Nachdem über viele Jahre hinweg zwei Vollzeitbereichslehrerstellen für die Schausteller eingerichtet waren, sieht sich Herr Jost aktuell dieser Aufgabe allein ausgesetzt. Die DSB-Vertreter verdeutlichten dem Staatssekretär daher während des Gespräches den Bedarf einer zweiten Lehrerstelle, die nun nach Zustimmung durch die schleswig-holsteinische Bildungsministerin Frau Britta Ernst im kommenden Schuljahr eingerichtet wird.

Der BeKoSch-Standort Neumünster wird zudem trotz der Pensionierung des Schulleiters Herrn Udo Runow und der federführenden Berufsschullehrerin Marlies Kozielski-Nuske mit unvermindertem Engagement weitergeführt. Herr Runow kündigte hierzu an, dass Frau Kozielski-Nuske trotz ihres Ruhestandes noch auf Honorarbasis weiter für die Schausteller tätig sein und mittelfristig für eine adäquate Nachfolge gesorgt wird.

Die Sorgen um die Zukunft des BeKoSch-Stützpunktes konnten den Schleswig-Holsteiner Schaustellern somit im weiteren Verlauf des Gespräches genommen werden.

Staatssekretär Loßack lobte das große Engagement aller Beteiligten und kündigte an, sich zeitnah selbst vor Ort einen Eindruck von der Arbeit am Standort Neumünster verschaffen zu wollen, um die BeKoSch-Lehrgänge auch in Zukunft von Seiten des Ministeriums bestmöglich unterstützen zu können: "Neben der schulischen Bildung ist eine qualifizierte berufliche Aus- und Weiterbildung  der Schlüssel für eine erfolgreiche Zukunft. Umso wichtiger ist es, dass wir mit vereinten Kräften Perspektiven für die individuelle Entwicklung der Schaustellerjugend schaffen.", so Staatssekretär Loßack während des Gespräches.

Darüber hinaus erläuterten die DSB-Vertreter das Konzept des von der EU geförderten, deutsch holländischen Projekts "INVET", zur Feststellung informeller Kompetenzen, die sich der Schaustellernachwuchs im Alltag bereits aneignen konnte.
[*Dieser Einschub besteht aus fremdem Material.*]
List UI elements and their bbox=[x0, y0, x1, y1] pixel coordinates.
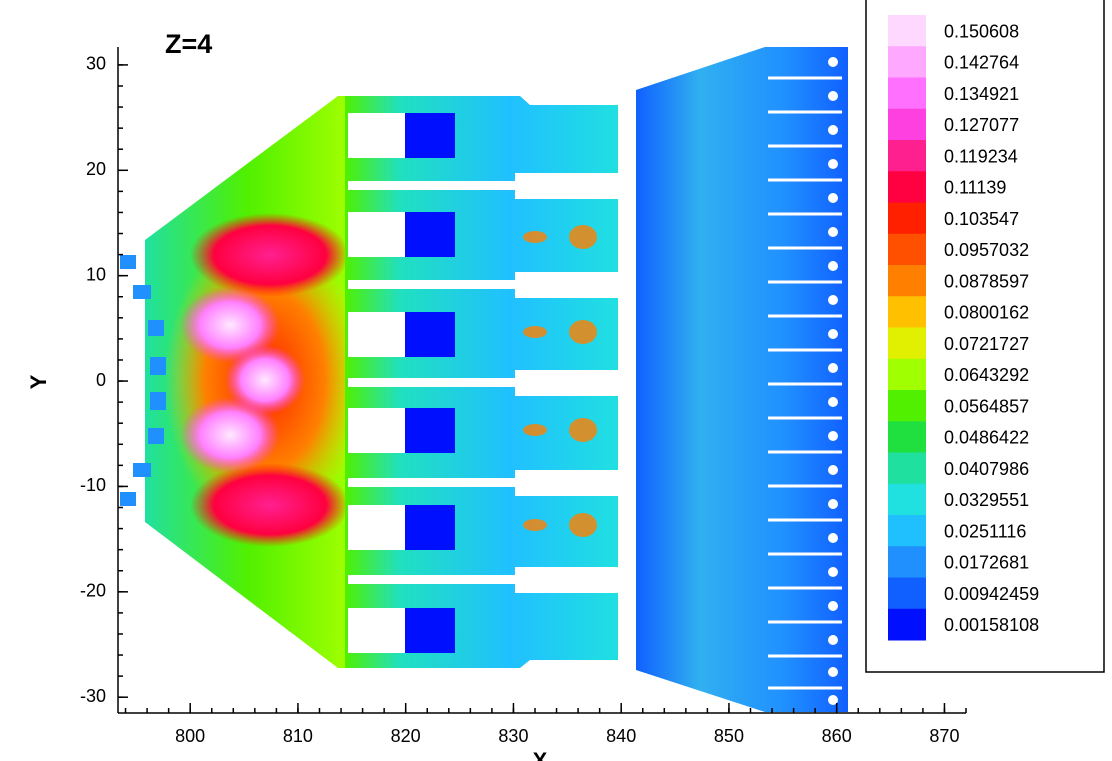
legend-label: 0.0800162 bbox=[944, 303, 1029, 323]
legend-label: 0.11139 bbox=[944, 178, 1006, 198]
legend-label: 0.0564857 bbox=[944, 396, 1029, 416]
legend-swatch bbox=[888, 327, 926, 360]
legend-label: 0.0721727 bbox=[944, 334, 1029, 354]
x-tick-label: 860 bbox=[822, 726, 852, 746]
y-axis-label: Y bbox=[26, 374, 51, 389]
y-tick-label: -30 bbox=[80, 686, 106, 706]
legend-label: 0.0957032 bbox=[944, 240, 1029, 260]
x-axis-label: X bbox=[533, 748, 548, 761]
legend-label: 0.0172681 bbox=[944, 553, 1029, 573]
legend-swatch bbox=[888, 546, 926, 578]
legend-label: 0.0251116 bbox=[944, 521, 1026, 541]
x-tick-label: 850 bbox=[714, 726, 744, 746]
x-tick-label: 870 bbox=[929, 726, 959, 746]
legend-label: 0.0329551 bbox=[944, 490, 1029, 510]
legend-swatch bbox=[888, 265, 926, 297]
contour-field bbox=[120, 47, 848, 712]
legend-label: 0.103547 bbox=[944, 209, 1019, 229]
legend-label: 0.00942459 bbox=[944, 584, 1039, 604]
legend-swatch bbox=[888, 296, 926, 328]
y-tick-label: -20 bbox=[80, 581, 106, 601]
x-tick-label: 800 bbox=[175, 726, 205, 746]
legend-label: 0.142764 bbox=[944, 53, 1019, 73]
legend-label: 0.0486422 bbox=[944, 428, 1029, 448]
x-tick-label: 840 bbox=[606, 726, 636, 746]
x-tick-label: 810 bbox=[283, 726, 313, 746]
legend-label: 0.127077 bbox=[944, 115, 1019, 135]
legend-swatch bbox=[888, 46, 926, 78]
chart-title: Z=4 bbox=[165, 29, 212, 59]
legend-label: 0.0878597 bbox=[944, 271, 1029, 291]
legend-label: 0.0643292 bbox=[944, 365, 1029, 385]
legend-swatch bbox=[888, 608, 926, 641]
legend-swatch bbox=[888, 421, 926, 453]
x-tick-label: 830 bbox=[498, 726, 528, 746]
legend-label: 0.134921 bbox=[944, 84, 1019, 104]
legend-swatch bbox=[888, 515, 926, 547]
legend-box bbox=[865, 0, 1105, 673]
y-tick-label: 10 bbox=[86, 264, 106, 284]
legend-swatch bbox=[888, 577, 926, 610]
y-tick-label: 30 bbox=[86, 54, 106, 74]
legend-swatch bbox=[888, 140, 926, 172]
y-tick-label: 20 bbox=[86, 159, 106, 179]
legend-label: 0.150608 bbox=[944, 21, 1019, 41]
legend-swatch bbox=[888, 233, 926, 266]
legend-label: 0.00158108 bbox=[944, 615, 1039, 635]
y-tick-label: 0 bbox=[96, 370, 106, 390]
legend-label: 0.0407986 bbox=[944, 459, 1029, 479]
legend-swatch bbox=[888, 202, 926, 235]
legend-swatch bbox=[888, 108, 926, 141]
legend-swatch bbox=[888, 358, 926, 391]
x-tick-label: 820 bbox=[391, 726, 421, 746]
legend-swatch bbox=[888, 452, 926, 485]
legend-swatch bbox=[888, 171, 926, 203]
legend-swatch bbox=[888, 15, 926, 47]
legend-swatch bbox=[888, 390, 926, 422]
legend-swatch bbox=[888, 483, 926, 516]
legend-swatch bbox=[888, 77, 926, 110]
legend-label: 0.119234 bbox=[944, 146, 1018, 166]
y-tick-label: -10 bbox=[80, 475, 106, 495]
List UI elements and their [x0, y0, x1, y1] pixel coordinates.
Gedanke hinter dieser Maßnahme ist, den Jugendlichen nach Feststellung ihrer Kompetenzen geeignete, zusätzliche Bildungsangebote unterbreiten zu können, um im Beruf des Schaustellers noch besser und damit konkurrenzfähiger zu werden. Das Projekt schloss mit der Absicht ab, dass den Jugendlichen zukünftig an allen BeKoSch Standorten in Deutschland feststellende Gespräche dieser Art angeboten werden können.

Nachdem im letzten Jahr bereits ein Gespräch mit der schleswig-holsteinischen Bildungsministerin Britta Ernst stattfand, schlug Staatssekretär Loßack abschließend vor, zukünftig jährlich im persönlichen Gespräch in einen Dialog zu treten, was von Seiten der Schausteller sehr begrüßt wurde.

DSB-Fachberater Andreas Horlbeck wird sich auch in Zukunft gemeinsam mit der DSB-Hauptgeschäftsstelle für die Verbesserung der Lehrsituation für den Schaustellernachwuchs in Schleswig-Holstein einsetzen: "Das Bundesland hat im Bereich der Bildung von beruflich Reisenden seit vielen Jahren vorbildliche Arbeit geleistet. Nun freuen wir uns auf die weitere Zusammenarbeit und sind zuversichtlich, dass Schleswig-Holstein auch zukünftig an diese gute Tradition anknüpfen und die schulische Versorgung für Schaustellerkinder weiter vorantreiben wird."